My bro sent me home with about 50lbs of paddlefish and asked if I would smoke it up for him. Does anybody have any suggestions on Brine, cook temps, time etc....I am at a loss.


----------



## tasunkawitko (Oct 28, 2009)

soulnds like a good thing to try - i know that the most basic brine is 50/50 sugar and (non-iodized) salt; from there, you can pretty much take it in any direction you want with flavors, herbs, etc. i like to add some crushed red pepper, thyme and crushed bay leaf to my brine, and usually subsitute low-sodium soy sauce for the salt or apple juice for the sugar.

as far as cooking - it depends on whether you are smoke cooking or smoking like smoked salmon. if smoke cooking, i think 250 for a couple of hours OR until thickest part of meat is opaque and flaky would be good. if smoking similar to smoked salmon, i would say lower temps (160-180) for as long as it takes the fish to get to the same consistency as smoked salmon and also reaches an internal temperature above 140.

also, if you are smoke-cooking rather than smoking, you do not need to brine, simply season with anything you'd like.

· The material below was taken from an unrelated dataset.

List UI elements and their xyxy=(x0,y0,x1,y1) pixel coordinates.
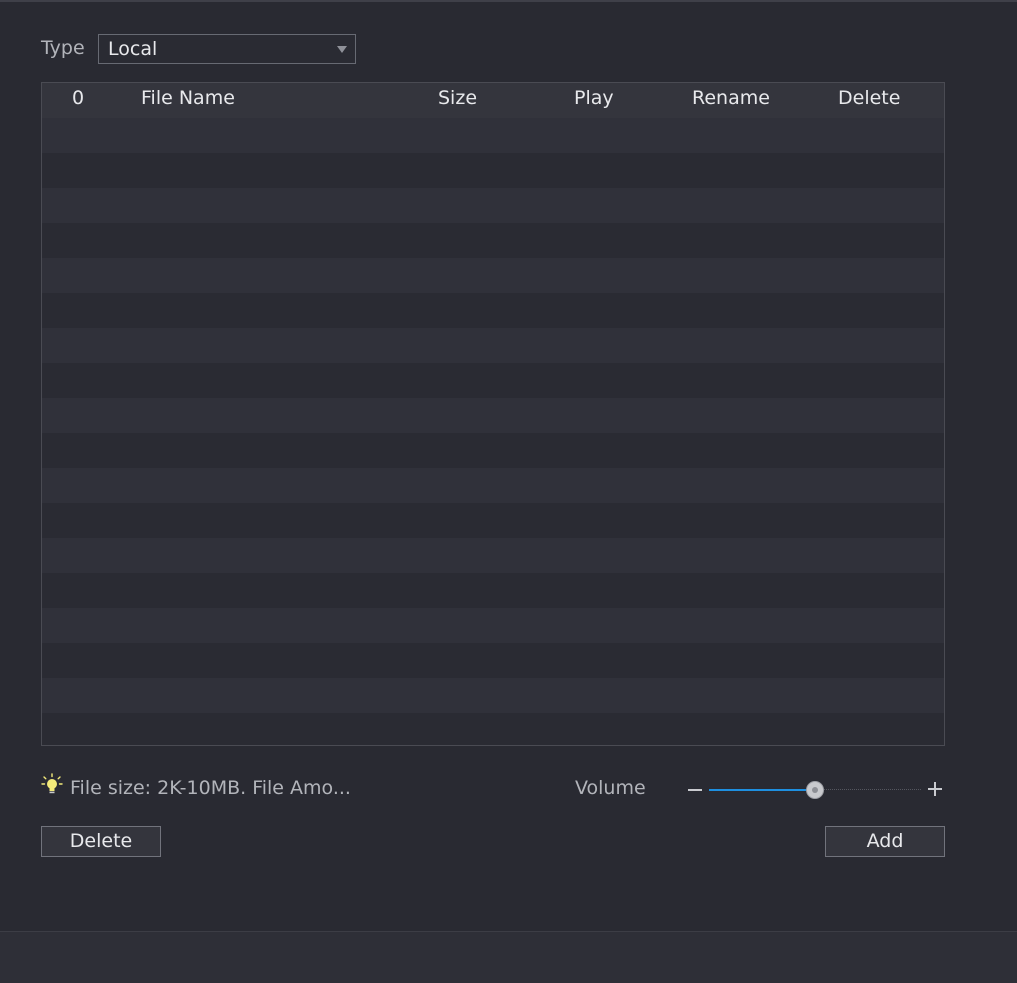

finally, make sure the fish has been frozen at least 48 hours below zero degrees in case of any parasites which can be found in freshwater fish. the freezing will negate this danger.


----------



## oldschoolbbq (Oct 30, 2009)

I was thinking of Catfish when I read Paddlefish, and started to wonder if it could be done as G'Pa did it? He would dress the Catfish out and soak it in Buttermilk, then after wiping it down(4-5hrs.later)he would smoke over hardwood til it squeezed apart when touched/pushed with a fork. I remember it was a good meal and nobody ever refused it. I have only done Catfish with a soy and honey soak overnight and into the smoker @ 180*-200*F for 45min. to one hr. When it flakes like Tuna ,it's done.Don't do a lot of Fish,something to do with Lake Erie I think? I like the 'cloven hoof ' creatures better.


----------